Jeżeli Liverpool jutro wygra to zwycięży we wszystkich wrześniowych spotkaniach i wtedy Jürgen Klopp będzie miał duże szanse na zostanie maangerem miesiąca, zwłaszcza biorąc pod uwagę, że pokonał Chelsea i Leicester.
Gwiazdy
Największą gwiazdą the Reds jest w tym momencie Sadio Mane. Senegalczyk jest w klubie dopiero trzeci miesiąc, ale szybko się zaaklimatyzował i błyszczy w niemalże każdym meczu. Bardzo dobrą formę prezentuje też Roberto Firmino, a tendencje wzrostową wykazują Jordan Henderson i Phillipe Coutinho.

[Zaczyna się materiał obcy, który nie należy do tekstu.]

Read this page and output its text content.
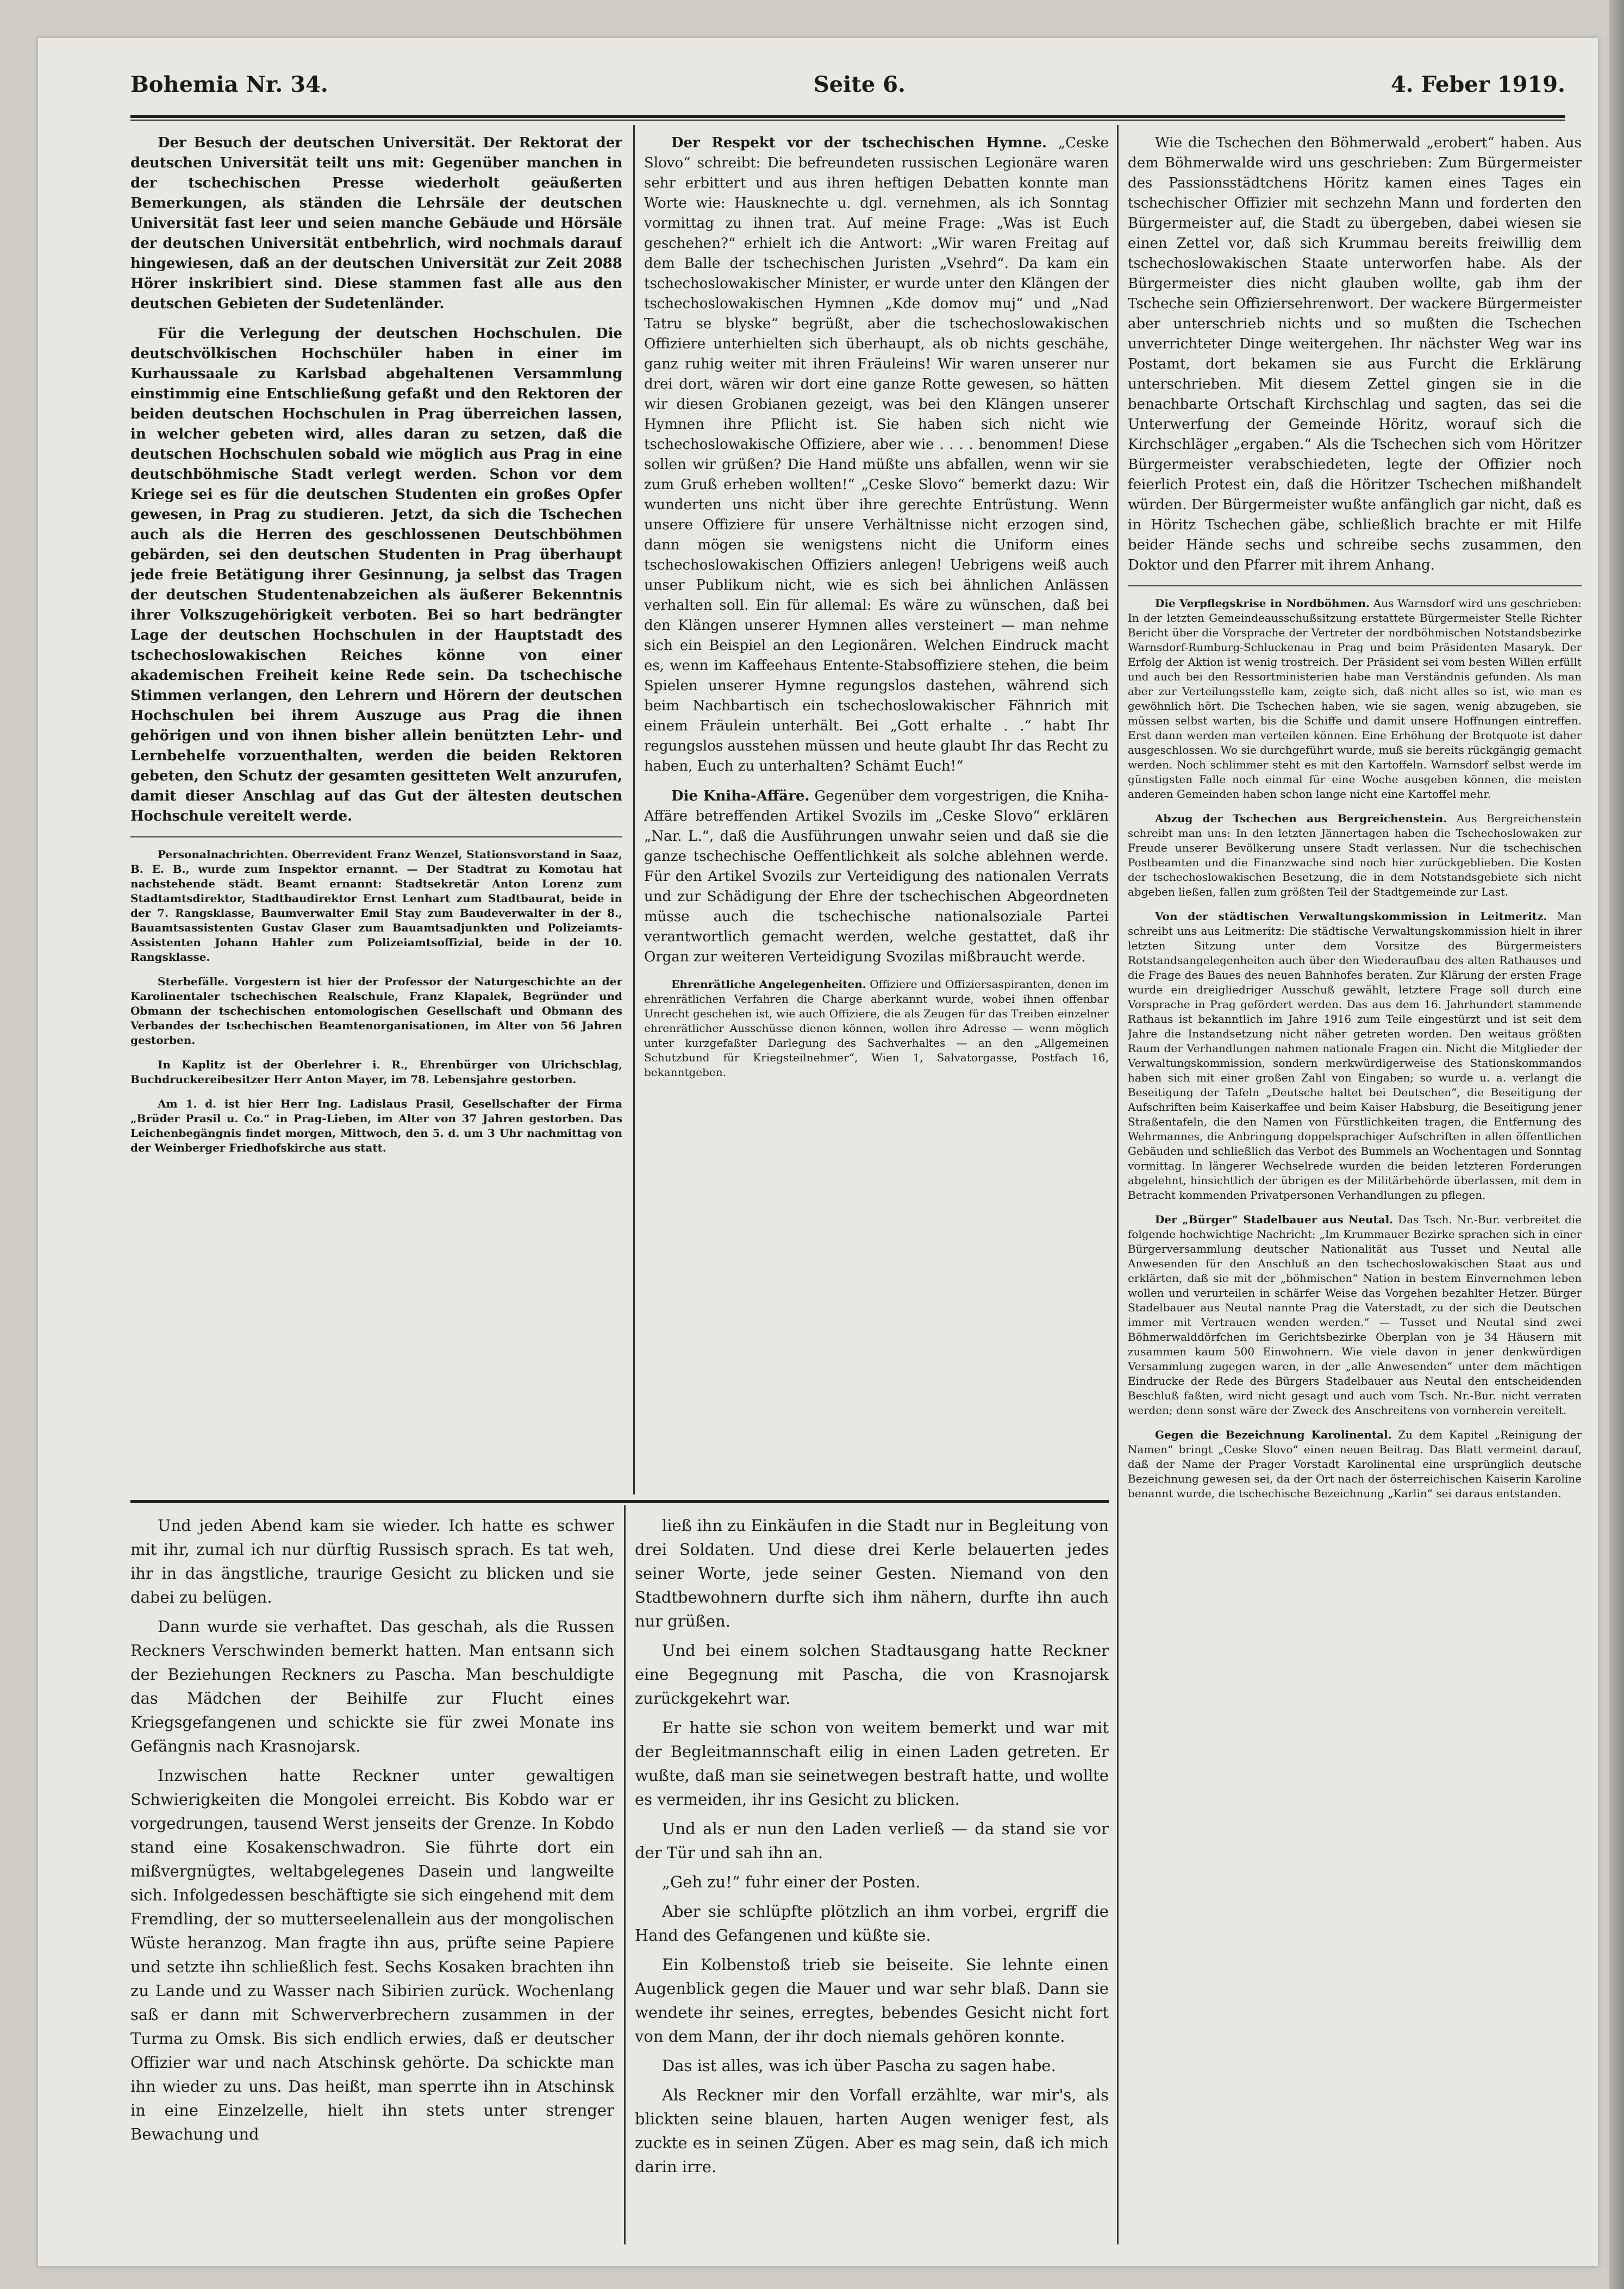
Bohemia Nr. 34.	Seite 6.	4. Feber 1919.

Der Besuch der deutschen Universität. Der Rektorat der deutschen Universität teilt uns mit: Gegenüber manchen in der tschechischen Presse wiederholt geäußerten Bemerkungen, als ständen die Lehrsäle der deutschen Universität fast leer und seien manche Gebäude und Hörsäle der deutschen Universität entbehrlich, wird nochmals darauf hingewiesen, daß an der deutschen Universität zur Zeit 2088 Hörer inskribiert sind. Diese stammen fast alle aus den deutschen Gebieten der Sudetenländer.

Für die Verlegung der deutschen Hochschulen. Die deutschvölkischen Hochschüler haben in einer im Kurhaussaale zu Karlsbad abgehaltenen Versammlung einstimmig eine Entschließung gefaßt und den Rektoren der beiden deutschen Hochschulen in Prag überreichen lassen, in welcher gebeten wird, alles daran zu setzen, daß die deutschen Hochschulen sobald wie möglich aus Prag in eine deutschböhmische Stadt verlegt werden. Schon vor dem Kriege sei es für die deutschen Studenten ein großes Opfer gewesen, in Prag zu studieren. Jetzt, da sich die Tschechen auch als die Herren des geschlossenen Deutschböhmen gebärden, sei den deutschen Studenten in Prag überhaupt jede freie Betätigung ihrer Gesinnung, ja selbst das Tragen der deutschen Studentenabzeichen als äußerer Bekenntnis ihrer Volkszugehörigkeit verboten. Bei so hart bedrängter Lage der deutschen Hochschulen in der Hauptstadt des tschechoslowakischen Reiches könne von einer akademischen Freiheit keine Rede sein. Da tschechische Stimmen verlangen, den Lehrern und Hörern der deutschen Hochschulen bei ihrem Auszuge aus Prag die ihnen gehörigen und von ihnen bisher allein benützten Lehr- und Lernbehelfe vorzuenthalten, werden die beiden Rektoren gebeten, den Schutz der gesamten gesitteten Welt anzurufen, damit dieser Anschlag auf das Gut der ältesten deutschen Hochschule vereitelt werde.

Personalnachrichten. Oberrevident Franz Wenzel, Stationsvorstand in Saaz, B. E. B., wurde zum Inspektor ernannt. — Der Stadtrat zu Komotau hat nachstehende städt. Beamt ernannt: Stadtsekretär Anton Lorenz zum Stadtamtsdirektor, Stadtbaudirektor Ernst Lenhart zum Stadtbaurat, beide in der 7. Rangsklasse, Baumverwalter Emil Stay zum Baudeverwalter in der 8., Bauamtsassistenten Gustav Glaser zum Bauamtsadjunkten und Polizeiamts-Assistenten Johann Hahler zum Polizeiamtsoffizial, beide in der 10. Rangsklasse.

Sterbefälle. Vorgestern ist hier der Professor der Naturgeschichte an der Karolinentaler tschechischen Realschule, Franz Klapalek, Begründer und Obmann der tschechischen entomologischen Gesellschaft und Obmann des Verbandes der tschechischen Beamtenorganisationen, im Alter von 56 Jahren gestorben.

In Kaplitz ist der Oberlehrer i. R., Ehrenbürger von Ulrichschlag, Buchdruckereibesitzer Herr Anton Mayer, im 78. Lebensjahre gestorben.

Am 1. d. ist hier Herr Ing. Ladislaus Prasil, Gesellschafter der Firma „Brüder Prasil u. Co.“ in Prag-Lieben, im Alter von 37 Jahren gestorben. Das Leichenbegängnis findet morgen, Mittwoch, den 5. d. um 3 Uhr nachmittag von der Weinberger Friedhofskirche aus statt.

Der Respekt vor der tschechischen Hymne. „Ceske Slovo“ schreibt: Die befreundeten russischen Legionäre waren sehr erbittert und aus ihren heftigen Debatten konnte man Worte wie: Hausknechte u. dgl. vernehmen, als ich Sonntag vormittag zu ihnen trat. Auf meine Frage: „Was ist Euch geschehen?“ erhielt ich die Antwort: „Wir waren Freitag auf dem Balle der tschechischen Juristen „Vsehrd“. Da kam ein tschechoslowakischer Minister, er wurde unter den Klängen der tschechoslowakischen Hymnen „Kde domov muj“ und „Nad Tatru se blyske“ begrüßt, aber die tschechoslowakischen Offiziere unterhielten sich überhaupt, als ob nichts geschähe, ganz ruhig weiter mit ihren Fräuleins! Wir waren unserer nur drei dort, wären wir dort eine ganze Rotte gewesen, so hätten wir diesen Grobianen gezeigt, was bei den Klängen unserer Hymnen ihre Pflicht ist. Sie haben sich nicht wie tschechoslowakische Offiziere, aber wie . . . . benommen! Diese sollen wir grüßen? Die Hand müßte uns abfallen, wenn wir sie zum Gruß erheben wollten!“ „Ceske Slovo“ bemerkt dazu: Wir wunderten uns nicht über ihre gerechte Entrüstung. Wenn unsere Offiziere für unsere Verhältnisse nicht erzogen sind, dann mögen sie wenigstens nicht die Uniform eines tschechoslowakischen Offiziers anlegen! Uebrigens weiß auch unser Publikum nicht, wie es sich bei ähnlichen Anlässen verhalten soll. Ein für allemal: Es wäre zu wünschen, daß bei den Klängen unserer Hymnen alles versteinert — man nehme sich ein Beispiel an den Legionären. Welchen Eindruck macht es, wenn im Kaffeehaus Entente-Stabsoffiziere stehen, die beim Spielen unserer Hymne regungslos dastehen, während sich beim Nachbartisch ein tschechoslowakischer Fähnrich mit einem Fräulein unterhält. Bei „Gott erhalte . .“ habt Ihr regungslos ausstehen müssen und heute glaubt Ihr das Recht zu haben, Euch zu unterhalten? Schämt Euch!“

Die Kniha-Affäre. Gegenüber dem vorgestrigen, die Kniha-Affäre betreffenden Artikel Svozils im „Ceske Slovo“ erklären „Nar. L.“, daß die Ausführungen unwahr seien und daß sie die ganze tschechische Oeffentlichkeit als solche ablehnen werde. Für den Artikel Svozils zur Verteidigung des nationalen Verrats und zur Schädigung der Ehre der tschechischen Abgeordneten müsse auch die tschechische nationalsoziale Partei verantwortlich gemacht werden, welche gestattet, daß ihr Organ zur weiteren Verteidigung Svozilas mißbraucht werde.

Ehrenrätliche Angelegenheiten. Offiziere und Offiziersaspiranten, denen im ehrenrätlichen Verfahren die Charge aberkannt wurde, wobei ihnen offenbar Unrecht geschehen ist, wie auch Offiziere, die als Zeugen für das Treiben einzelner ehrenrätlicher Ausschüsse dienen können, wollen ihre Adresse — wenn möglich unter kurzgefaßter Darlegung des Sachverhaltes — an den „Allgemeinen Schutzbund für Kriegsteilnehmer“, Wien 1, Salvatorgasse, Postfach 16, bekanntgeben.

Wie die Tschechen den Böhmerwald „erobert“ haben. Aus dem Böhmerwalde wird uns geschrieben: Zum Bürgermeister des Passionsstädtchens Höritz kamen eines Tages ein tschechischer Offizier mit sechzehn Mann und forderten den Bürgermeister auf, die Stadt zu übergeben, dabei wiesen sie einen Zettel vor, daß sich Krummau bereits freiwillig dem tschechoslowakischen Staate unterworfen habe. Als der Bürgermeister dies nicht glauben wollte, gab ihm der Tscheche sein Offiziersehrenwort. Der wackere Bürgermeister aber unterschrieb nichts und so mußten die Tschechen unverrichteter Dinge weitergehen. Ihr nächster Weg war ins Postamt, dort bekamen sie aus Furcht die Erklärung unterschrieben. Mit diesem Zettel gingen sie in die benachbarte Ortschaft Kirchschlag und sagten, das sei die Unterwerfung der Gemeinde Höritz, worauf sich die Kirchschläger „ergaben.“ Als die Tschechen sich vom Höritzer Bürgermeister verabschiedeten, legte der Offizier noch feierlich Protest ein, daß die Höritzer Tschechen mißhandelt würden. Der Bürgermeister wußte anfänglich gar nicht, daß es in Höritz Tschechen gäbe, schließlich brachte er mit Hilfe beider Hände sechs und schreibe sechs zusammen, den Doktor und den Pfarrer mit ihrem Anhang.

Die Verpflegskrise in Nordböhmen. Aus Warnsdorf wird uns geschrieben: In der letzten Gemeindeausschußsitzung erstattete Bürgermeister Stelle Richter Bericht über die Vorsprache der Vertreter der nordböhmischen Notstandsbezirke Warnsdorf-Rumburg-Schluckenau in Prag und beim Präsidenten Masaryk. Der Erfolg der Aktion ist wenig trostreich. Der Präsident sei vom besten Willen erfüllt und auch bei den Ressortministerien habe man Verständnis gefunden. Als man aber zur Verteilungsstelle kam, zeigte sich, daß nicht alles so ist, wie man es gewöhnlich hört. Die Tschechen haben, wie sie sagen, wenig abzugeben, sie müssen selbst warten, bis die Schiffe und damit unsere Hoffnungen eintreffen. Erst dann werden man verteilen können. Eine Erhöhung der Brotquote ist daher ausgeschlossen. Wo sie durchgeführt wurde, muß sie bereits rückgängig gemacht werden. Noch schlimmer steht es mit den Kartoffeln. Warnsdorf selbst werde im günstigsten Falle noch einmal für eine Woche ausgeben können, die meisten anderen Gemeinden haben schon lange nicht eine Kartoffel mehr.

Abzug der Tschechen aus Bergreichenstein. Aus Bergreichenstein schreibt man uns: In den letzten Jännertagen haben die Tschechoslowaken zur Freude unserer Bevölkerung unsere Stadt verlassen. Nur die tschechischen Postbeamten und die Finanzwache sind noch hier zurückgeblieben. Die Kosten der tschechoslowakischen Besetzung, die in dem Notstandsgebiete sich nicht abgeben ließen, fallen zum größten Teil der Stadtgemeinde zur Last.

Von der städtischen Verwaltungskommission in Leitmeritz. Man schreibt uns aus Leitmeritz: Die städtische Verwaltungskommission hielt in ihrer letzten Sitzung unter dem Vorsitze des Bürgermeisters Rotstandsangelegenheiten auch über den Wiederaufbau des alten Rathauses und die Frage des Baues des neuen Bahnhofes beraten. Zur Klärung der ersten Frage wurde ein dreigliedriger Ausschuß gewählt, letztere Frage soll durch eine Vorsprache in Prag gefördert werden. Das aus dem 16. Jahrhundert stammende Rathaus ist bekanntlich im Jahre 1916 zum Teile eingestürzt und ist seit dem Jahre die Instandsetzung nicht näher getreten worden. Den weitaus größten Raum der Verhandlungen nahmen nationale Fragen ein. Nicht die Mitglieder der Verwaltungskommission, sondern merkwürdigerweise des Stationskommandos haben sich mit einer großen Zahl von Eingaben; so wurde u. a. verlangt die Beseitigung der Tafeln „Deutsche haltet bei Deutschen“, die Beseitigung der Aufschriften beim Kaiserkaffee und beim Kaiser Habsburg, die Beseitigung jener Straßentafeln, die den Namen von Fürstlichkeiten tragen, die Entfernung des Wehrmannes, die Anbringung doppelsprachiger Aufschriften in allen öffentlichen Gebäuden und schließlich das Verbot des Bummels an Wochentagen und Sonntag vormittag. In längerer Wechselrede wurden die beiden letzteren Forderungen abgelehnt, hinsichtlich der übrigen es der Militärbehörde überlassen, mit dem in Betracht kommenden Privatpersonen Verhandlungen zu pflegen.

Der „Bürger“ Stadelbauer aus Neutal. Das Tsch. Nr.-Bur. verbreitet die folgende hochwichtige Nachricht: „Im Krummauer Bezirke sprachen sich in einer Bürgerversammlung deutscher Nationalität aus Tusset und Neutal alle Anwesenden für den Anschluß an den tschechoslowakischen Staat aus und erklärten, daß sie mit der „böhmischen“ Nation in bestem Einvernehmen leben wollen und verurteilen in schärfer Weise das Vorgehen bezahlter Hetzer. Bürger Stadelbauer aus Neutal nannte Prag die Vaterstadt, zu der sich die Deutschen immer mit Vertrauen wenden werden.“ — Tusset und Neutal sind zwei Böhmerwalddörfchen im Gerichtsbezirke Oberplan von je 34 Häusern mit zusammen kaum 500 Einwohnern. Wie viele davon in jener denkwürdigen Versammlung zugegen waren, in der „alle Anwesenden“ unter dem mächtigen Eindrucke der Rede des Bürgers Stadelbauer aus Neutal den entscheidenden Beschluß faßten, wird nicht gesagt und auch vom Tsch. Nr.-Bur. nicht verraten werden; denn sonst wäre der Zweck des Anschreitens von vornherein vereitelt.

Gegen die Bezeichnung Karolinental. Zu dem Kapitel „Reinigung der Namen“ bringt „Ceske Slovo“ einen neuen Beitrag. Das Blatt vermeint darauf, daß der Name der Prager Vorstadt Karolinental eine ursprünglich deutsche Bezeichnung gewesen sei, da der Ort nach der österreichischen Kaiserin Karoline benannt wurde, die tschechische Bezeichnung „Karlin“ sei daraus entstanden.

Und jeden Abend kam sie wieder. Ich hatte es schwer mit ihr, zumal ich nur dürftig Russisch sprach. Es tat weh, ihr in das ängstliche, traurige Gesicht zu blicken und sie dabei zu belügen.

Dann wurde sie verhaftet. Das geschah, als die Russen Reckners Verschwinden bemerkt hatten. Man entsann sich der Beziehungen Reckners zu Pascha. Man beschuldigte das Mädchen der Beihilfe zur Flucht eines Kriegsgefangenen und schickte sie für zwei Monate ins Gefängnis nach Krasnojarsk.

Inzwischen hatte Reckner unter gewaltigen Schwierigkeiten die Mongolei erreicht. Bis Kobdo war er vorgedrungen, tausend Werst jenseits der Grenze. In Kobdo stand eine Kosakenschwadron. Sie führte dort ein mißvergnügtes, weltabgelegenes Dasein und langweilte sich. Infolgedessen beschäftigte sie sich eingehend mit dem Fremdling, der so mutterseelenallein aus der mongolischen Wüste heranzog. Man fragte ihn aus, prüfte seine Papiere und setzte ihn schließlich fest. Sechs Kosaken brachten ihn zu Lande und zu Wasser nach Sibirien zurück. Wochenlang saß er dann mit Schwerverbrechern zusammen in der Turma zu Omsk. Bis sich endlich erwies, daß er deutscher Offizier war und nach Atschinsk gehörte. Da schickte man ihn wieder zu uns. Das heißt, man sperrte ihn in Atschinsk in eine Einzelzelle, hielt ihn stets unter strenger Bewachung und

ließ ihn zu Einkäufen in die Stadt nur in Begleitung von drei Soldaten. Und diese drei Kerle belauerten jedes seiner Worte, jede seiner Gesten. Niemand von den Stadtbewohnern durfte sich ihm nähern, durfte ihn auch nur grüßen.

Und bei einem solchen Stadtausgang hatte Reckner eine Begegnung mit Pascha, die von Krasnojarsk zurückgekehrt war.

Er hatte sie schon von weitem bemerkt und war mit der Begleitmannschaft eilig in einen Laden getreten. Er wußte, daß man sie seinetwegen bestraft hatte, und wollte es vermeiden, ihr ins Gesicht zu blicken.

Und als er nun den Laden verließ — da stand sie vor der Tür und sah ihn an.

„Geh zu!“ fuhr einer der Posten.

Aber sie schlüpfte plötzlich an ihm vorbei, ergriff die Hand des Gefangenen und küßte sie.

Ein Kolbenstoß trieb sie beiseite. Sie lehnte einen Augenblick gegen die Mauer und war sehr blaß. Dann sie wendete ihr seines, erregtes, bebendes Gesicht nicht fort von dem Mann, der ihr doch niemals gehören konnte.

Das ist alles, was ich über Pascha zu sagen habe.

Als Reckner mir den Vorfall erzählte, war mir's, als blickten seine blauen, harten Augen weniger fest, als zuckte es in seinen Zügen. Aber es mag sein, daß ich mich darin irre.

W ekipie gości najlepiej dotychczas spisuje się 29-letni Robert Snodgrass, który trafiał już w tym sezonie do bramki chociażby Arsenalu i Leicester. Szkot wyrównał tym samym swój strzelecki wynik z zeszłego sezonu, w którym również zdobył 3 bramki, ale potrzebował do tego aż 27 meczów i to w Championship. Groźny w polu karnym będzie też Abel Hernandez. Urugwajczyk w zeszłym sezonie ligowym aż 21-krotnie znajdował drogę do siatki rywali i w dużej mierze przyczynił się do awansu Tygrysów.
"Polski akcent"
W zespole Hull jest jedna dobrze znana twarz fanów Ekstraklasy - jest to były bramkarz Legii Warszawy, Dusan Kuciak. Słowak nie ma co jednak liczyć na występ. Czasem nie łapie się nawet na ławkę rezerwowych i odkąd trafił do Anglii w styczniu 2016 roku rozegrał tylko jedno spotkanie - w EFL Cup z Exeter (3:1).
Nieobecni:
Liverpool FC: Joe Gomez (kontuzja), Sheyi Ojo (kontuzja), Mamadou Sakho (nieuwzględniony przez managera).
Hull City: Alex Bruce, Michael Dawson, Brian Lenihan, Greg Luer, Allan McGregor, Moses Odubaju (wszyscy kontuzjowani).
Poprzednie 5 bezpośrednich spotkań:
28.04.2015 Hull 1:0 Liverpool
25.10.2014 Liverpool 0:0 Hull
01.01.2014 Liverpool 2:0 Hull
01.12.2013 Hull 3:1 Liverpool
09.05.2010 Hull 0:0 Liverpool
Następne mecze:
01.10.2016 Hull : Chelsea
15.10.2016 Bournemouth : Hull
22.10.2016 Hull : Stoke
01.10.2016 Swansea : Liverpool
17.10.2016 Liverpool : Manchester United
22.10.2016 Liverpool : West Brom
Spotkanie Liverpool : Hull już jutro o godzinie 16.00 czasu polskiego. Sędzią spotkania będzie Andre Marriner.